Who We Are

The True Charity Philosophy

The True Charity Initiative is a thoughtful, multi-faceted approach to providing just and effective alternatives to state welfare. The end goal of the TCI is to slowly, carefully and conscientiously replace government welfare programs with local community cooperation.

We believe True Charity is just, effective, and founded on faith.


  1. Justice – For Charity To Be Just, It Must Be Voluntary

    God provides a pattern for us to help the poor.  In Deuteronomy 24:17-22 we learn that God’s people were to leave some of their wheat, olives and grapes for the poor wanderer, the orphan and the widow.  God personalizes this charity using the phrases, “your field,” “your olive tree,” and “your vineyard.”  While it would be wrong for us to ignore the needs of the poor among us, the idea of gathering goods from another man’s field to feed the poor that are in our own would be considered a perversion of God’s intended justice for the poor.  Yet, it is exactly what we do today through America’s welfare system; legislated versus voluntary redistribution of wealth takes from another man’s property and gives to the poor in our community.  True charity will not trespass justice and the legislated redistribution of wealth to help the poor in our community is an injustice.

  2. Effectiveness – For Charity To Be Effective, It Must Be Relational

    The principle of subsidiarity (help rendered by the person closest to the recipient) is noted in Scripture.  In 1 Timothy 5:9-10, the apostle Paul connects eligibility for the church “welfare role” to the character of the recipient.  And in verse 4, he admonishes family to be the first to help their own.  In adhering to the principle of subsidiarity, the government should be the last source of help for a person in need.
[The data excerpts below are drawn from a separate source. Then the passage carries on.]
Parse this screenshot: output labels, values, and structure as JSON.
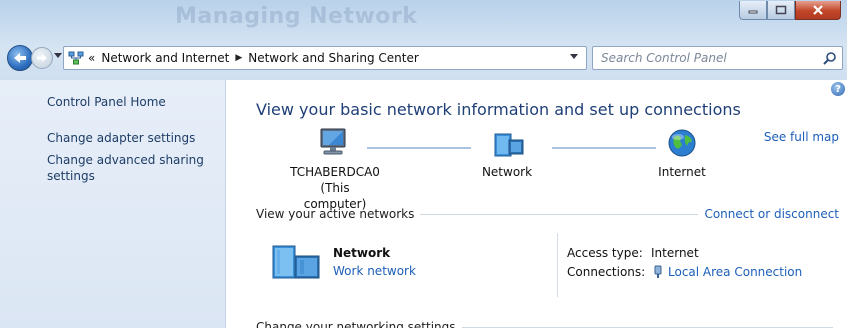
{
  "window": {
    "ghost_title": "Managing Network",
    "controls": {
      "minimize": "minimize",
      "maximize": "maximize",
      "close": "close"
    }
  },
  "nav": {
    "breadcrumb": [
      "Network and Internet",
      "Network and Sharing Center"
    ],
    "overflow_chevron": "«",
    "search_placeholder": "Search Control Panel"
  },
  "sidebar": {
    "items": [
      {
        "label": "Control Panel Home"
      },
      {
        "label": "Change adapter settings"
      },
      {
        "label": "Change advanced sharing settings"
      }
    ]
  },
  "main": {
    "title": "View your basic network information and set up connections",
    "help": "?",
    "map": {
      "computer_name": "TCHABERDCA0",
      "computer_note": "(This computer)",
      "network_label": "Network",
      "internet_label": "Internet",
      "see_full_map": "See full map"
    },
    "active_networks": {
      "heading": "View your active networks",
      "action": "Connect or disconnect",
      "network_name": "Network",
      "network_type": "Work network",
      "access_type_label": "Access type:",
      "access_type_value": "Internet",
      "connections_label": "Connections:",
      "connections_value": "Local Area Connection"
    },
    "settings_heading": "Change your networking settings"
  },
  "colors": {
    "link": "#1d5fb9",
    "title": "#1f3f77",
    "sidebar_bg": "#e7eef8"
  }
}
Because the government is often looked to as the first source of help for a person in need, local communities lose the resolve to care for their own and the welfare problem continues to grow. Without any understanding of the person or his situation, charitable transactions are mostly blind and ineffective. True charity is based upon face-to-face relationship-building, which empowers, ennobles and sets free people captive to poverty.

  3. Faith – True Charity Believes

    For charity to be both just and effective, it must be grounded in faith.  We find the word(s) “charity” and “love” interchanged in Scripture.  Charity, if not love, is at least love’s expression. In 1 Corinthians 13:7, we find that love or charity “believes all things.”  Consider giving help to someone, but with no belief that they will ever change!  Is it possible to express love for someone in need but with no hope for his or her future?  Charity given without faith and without hope will adversely affect anyone’s resolve to continue serving the poor.  Consider also that our faith for a better future (including heaven) gives us hope for today.  And because our hope is anchored in the assurance of our faith, we are freed to love radically in the here and now, to even give our lives for the sake of another.  Faith that our eternity is secure and a belief that a person can rise from poverty is the birthing ground for true charity.